太田は出されたお茶を一口飲んでから切り出した。

「私の勤めている五橋電機の系列の会社で新しい物流センターを建設する計画がありまして…。このへんなんですけど」太田が地図を広げた。

「ほほう。それは、それは」竹本も地図に目をやった。建設予定地は東京近郊のY市のウォーターフロントの倉庫街にある。高速道路のインターにも近い絶好のロケーションだ。

「ところがいざ建設するとなると資金面などネックとなることも多くて話がなかなか進まないんですよ。例えば政府の補助金をもらえるように工夫してみるとか、そうした選択肢もないわけではなかったんですが…。ただそれもなかなかうまく行かず、それでこれは諦めるしかないなと思い始めていたときに新しい角度から提案がありまして」太田は声量を少し落とした。

「なるほど。で、その新しい角度とは」竹本が身を乗り出した。面白そうな話である。

「ええ、実は物流ファンドを活用してみたらどうかという提案なんです」太田が言った。

「物流ファンドですか」竹本はよく知らない。未知の分野である。

 不動産投資ファンドとは機関投資家の資金などをもとに不動産を取得し、運用していく金融商品のことである。その運用の成果は投資家に分配される。従来は、オフィスビルや住宅施設などを中心としていたが、安定した収益を見込める物流施設も有力な投資先として注目されている。それが「物流ファンド」と呼ばれているのである。最近は物流業界紙などが頻繁に取り上げているので竹本の耳にも情報としては入ってきていた。しかし、それがどのように物流実務に関係を及ぼすのかはよくわからなかった。

「物流ファンドに物流センターなどが組み込まれる場合には二通りのケースが考えられます」太田は話を続けた。

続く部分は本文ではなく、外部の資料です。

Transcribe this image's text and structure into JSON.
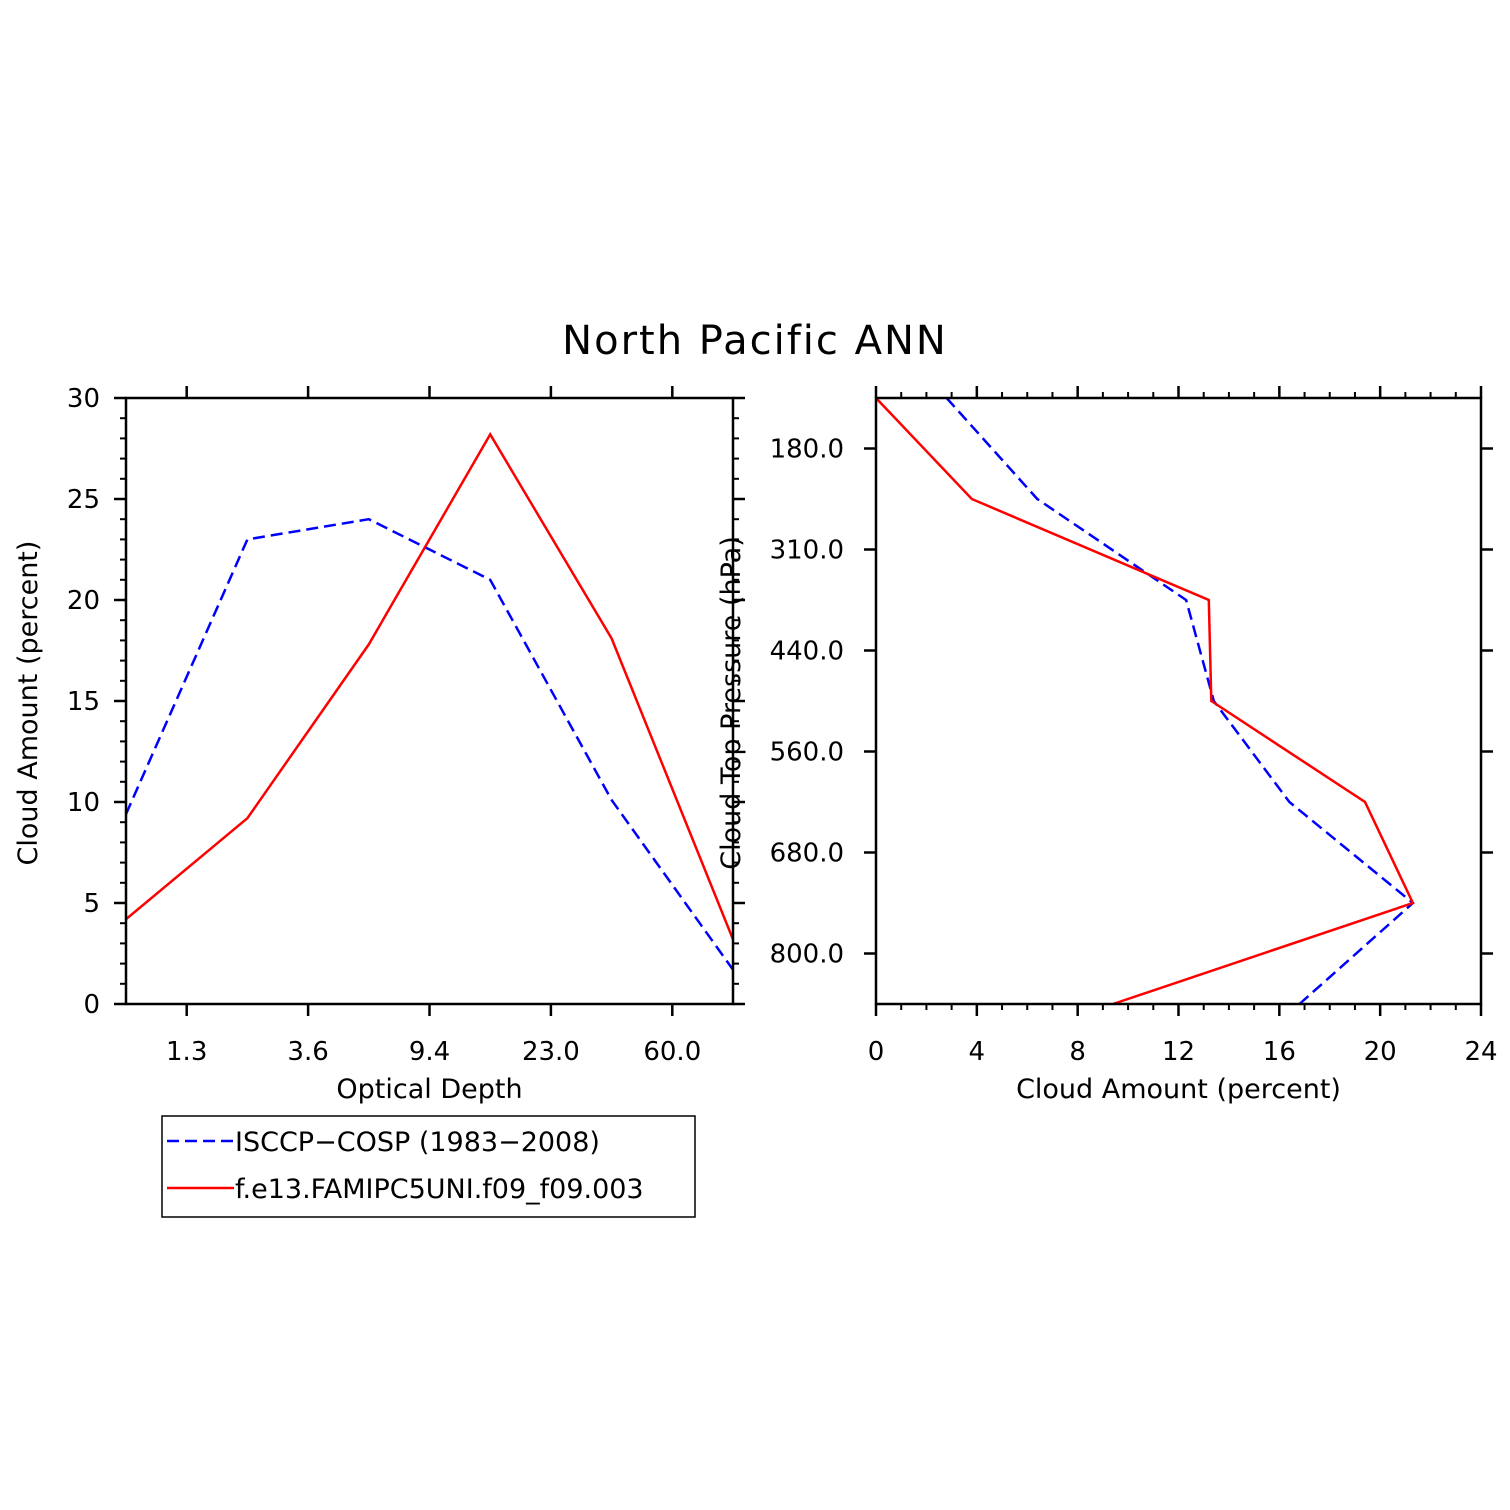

「ひとつはリースバックという方法です。荷主の持っている既存の物流センターを買い取り、それをファンドに組み込むというものです。オーナーは変わりますが荷主は続けて物流センターを使うことができます。これはリースバックと呼ばれています」

「なるほど」竹本がうなずいた。

「しかし私どもにはこの選択肢は魅力的ではありませんでした。私たちが興味を持ったのはもうひとつの選択肢です」

 竹本は唾を飲み込み、太田の話に耳を傾けた。